Source channel: Kazu’s Recipes
Key ingredients
leaves of Swiss chard, carrot, Half an onion, of garlic, Mushrooms.
Ingredients
- 2 leaves of Swiss chard
- 1 carrot
- Half an onion
- 2 cloves of garlic
- Mushrooms to taste
- About 2 cm of ginger
- Egg
- A little bit of oil
- A teaspoon of toasted sesame oil
- A teaspoon of fish dashi
- 500 ml of water
- A little bit of black pepper
- A little bit of salt
- A little bit of cornstarch dissolved in water
Method
- Cut the Swiss chard into pieces.
- Slice the carrot lengthwise into about 4-finger length pieces.

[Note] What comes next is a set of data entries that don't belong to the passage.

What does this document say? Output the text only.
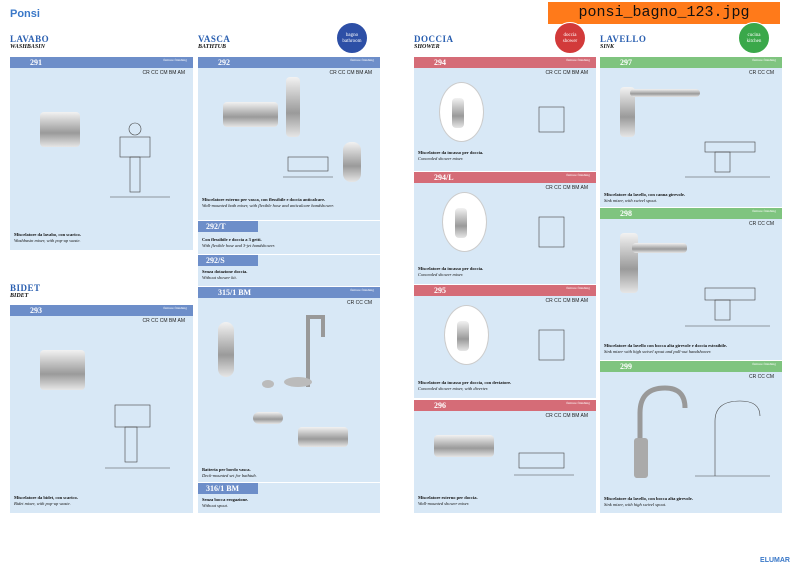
Ponsi	ponsi_bagno_123.jpg
LAVABO
WASHBASIN
VASCA
BATHTUB
BIDET
BIDET
DOCCIA
SHOWER
LAVELLO
SINK
bagno
bathroom
doccia
shower
cucina
kitchen
291	finiture finishing
CR CC CM BM AM
Miscelatore da lavabo, con scarico.
Washbasin mixer, with pop-up waste.
293	finiture finishing
CR CC CM BM AM
Miscelatore da bidet, con scarico.
Bidet mixer, with pop-up waste.
292	finiture finishing
CR CC CM BM AM
Miscelatore esterno per vasca, con flessibile e doccia anticalcare.
Wall-mounted bath mixer, with flexible hose and anticalcare handshower.
292/T
Con flessibile e doccia a 3 getti.
With flexible hose and 3-jet handshower.
292/S
Senza dotazione doccia.
Without shower kit.
315/1 BM	finiture finishing
CR CC CM
Batteria per bordo vasca.
Deck-mounted set for bathtub.
316/1 BM
Senza bocca erogazione.
Without spout.
294	finiture finishing
CR CC CM BM AM
Miscelatore da incasso per doccia.
Concealed shower mixer.
294/L	finiture finishing
CR CC CM BM AM
Miscelatore da incasso per doccia.
Concealed shower mixer.
295	finiture finishing
CR CC CM BM AM
Miscelatore da incasso per doccia, con deviatore.
Concealed shower mixer, with diverter.
296	finiture finishing
CR CC CM BM AM
Miscelatore esterno per doccia.
Wall-mounted shower mixer.
297	finiture finishing
CR CC CM
Miscelatore da lavello, con canna girevole.
Sink mixer, with swivel spout.
298	finiture finishing
CR CC CM
Miscelatore da lavello con bocca alta girevole e doccia estraibile.
Sink mixer with high swivel spout and pull-out handshower.
299	finiture finishing
CR CC CM
Miscelatore da lavello, con bocca alta girevole.
Sink mixer, with high swivel spout.
ELUMAR
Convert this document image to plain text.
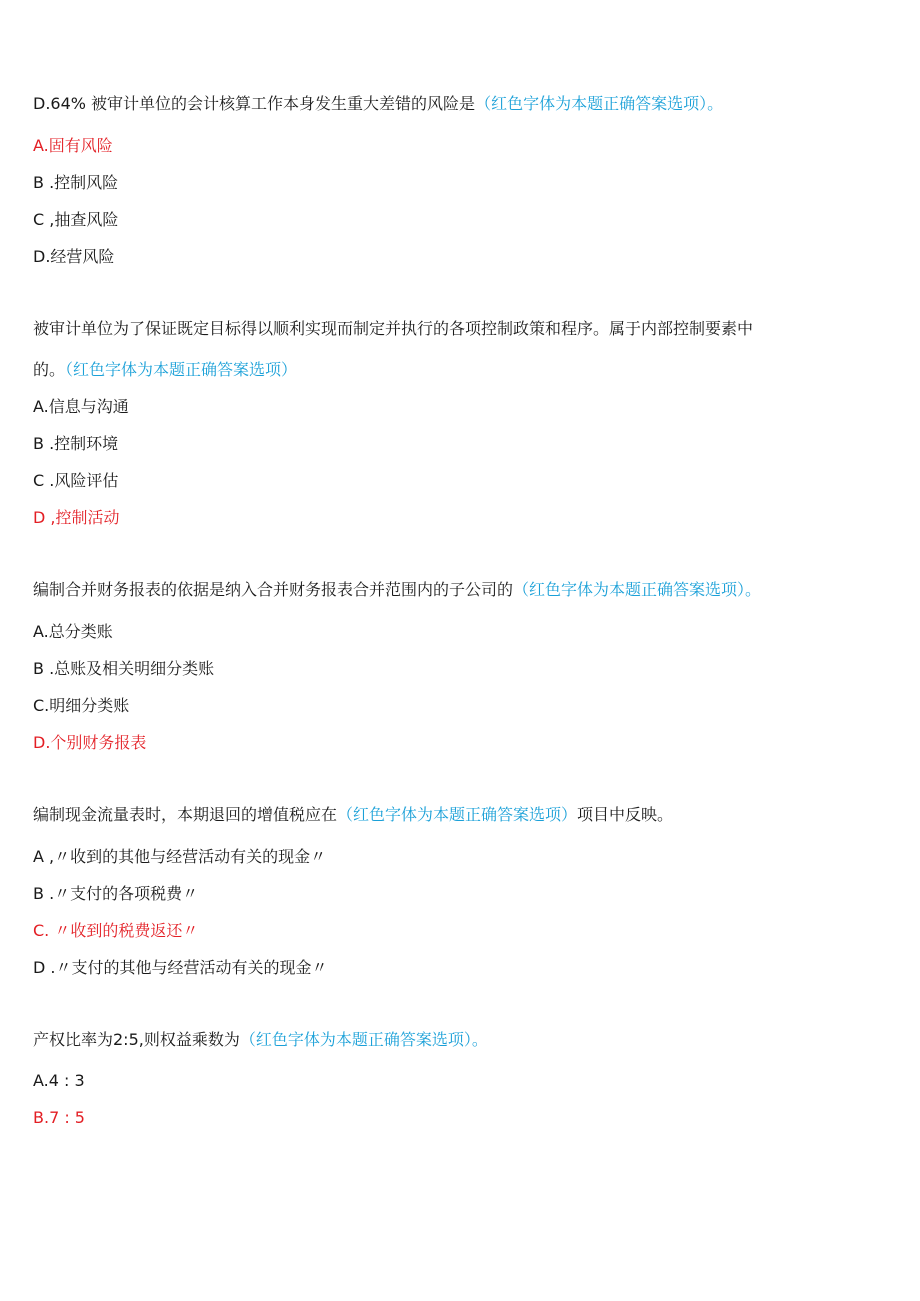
D.64% 被审计单位的会计核算工作本身发生重大差错的风险是（红色字体为本题正确答案选项）。
A.固有风险
B .控制风险
C ,抽查风险
D.经营风险
被审计单位为了保证既定目标得以顺利实现而制定并执行的各项控制政策和程序。属于内部控制要素中
的。（红色字体为本题正确答案选项）
A.信息与沟通
B .控制环境
C .风险评估
D ,控制活动
编制合并财务报表的依据是纳入合并财务报表合并范围内的子公司的（红色字体为本题正确答案选项）。
A.总分类账
B .总账及相关明细分类账
C.明细分类账
D.个别财务报表
编制现金流量表时，本期退回的增值税应在（红色字体为本题正确答案选项）项目中反映。
A ,〃收到的其他与经营活动有关的现金〃
B .〃支付的各项税费〃
C. 〃收到的税费返还〃
D .〃支付的其他与经营活动有关的现金〃
产权比率为2:5,则权益乘数为（红色字体为本题正确答案选项）。
A.4 : 3
B.7 : 5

- Cut the onion into three parts.
- Slice the garlic.
- Slice the mushrooms.
- Cut the ginger into thin strips.
- In a pan, add a little oil, spread it, and scramble the egg over low heat, stirring well, then turn off and set aside.
- In another pan, add a little oil and sauté the ginger, onion, and garlic for about 1.5 minutes, stirring constantly.
- Add the carrot, cook for about 1.5 minutes.
- Add the mushrooms and Swiss chard, cook for another 1.5 minutes.
- Add black pepper, salt, toasted sesame oil, fish dashi, and water, then bring to a boil.
- Cook over medium heat for 2.5 to 3 minutes.
- Add a small amount of dissolved cornstarch to thicken the soup slightly.
- Add the scrambled eggs to the soup and stir.
- Adjust salt and black pepper to taste, then turn off the heat.